FIG. 4 is a schematic view of a convex mirror reflecting light. Referring to fig. 4, the direction of the light is indicated by arrows. When the parallel rays are reflected by the convex surface of the convex mirror 18, the rays are diverged to reduce Qu Liangdu of the rays. The principle of the convex mirror 18 for reducing the refraction of light can also be applied to the head-mounted display device and the zooming curved optical apparatus thereof.

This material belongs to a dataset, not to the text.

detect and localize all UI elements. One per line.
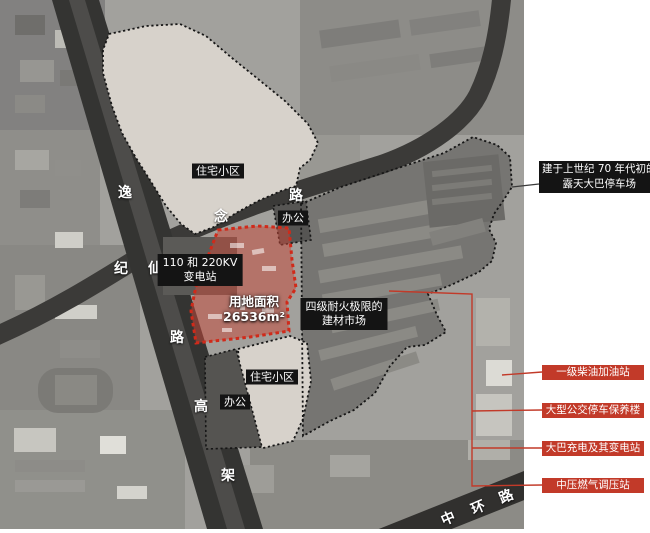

Fig. 5 is a schematic diagram of a head-mounted display device and a zoom-type curved optical apparatus thereof according to a second embodiment of the present application. Referring to fig. 5, a second embodiment of the head mounted display device 2 is described below. The second embodiment differs from the first embodiment in that the semi-transmissive and semi-reflective film 22 and the curved polarizing reflective film 20. In the second embodiment, the convex surfaces of the curved polarized-light reflective film 20 and the semi-penetrating semi-reflective film 22 face the display surface of the display module 25. The remaining technical features of the second embodiment are the same as those of the first embodiment, and will not be described again here.
According to the above embodiments, the head-mounted display device and the zoom type curved optical device have light and thin characteristics.
The foregoing description of the preferred embodiment of the present application is not intended to limit the scope of the present application, but rather to cover all equivalent variations and modifications in shape, construction, characteristics and spirit of the present application as set forth in the following claims.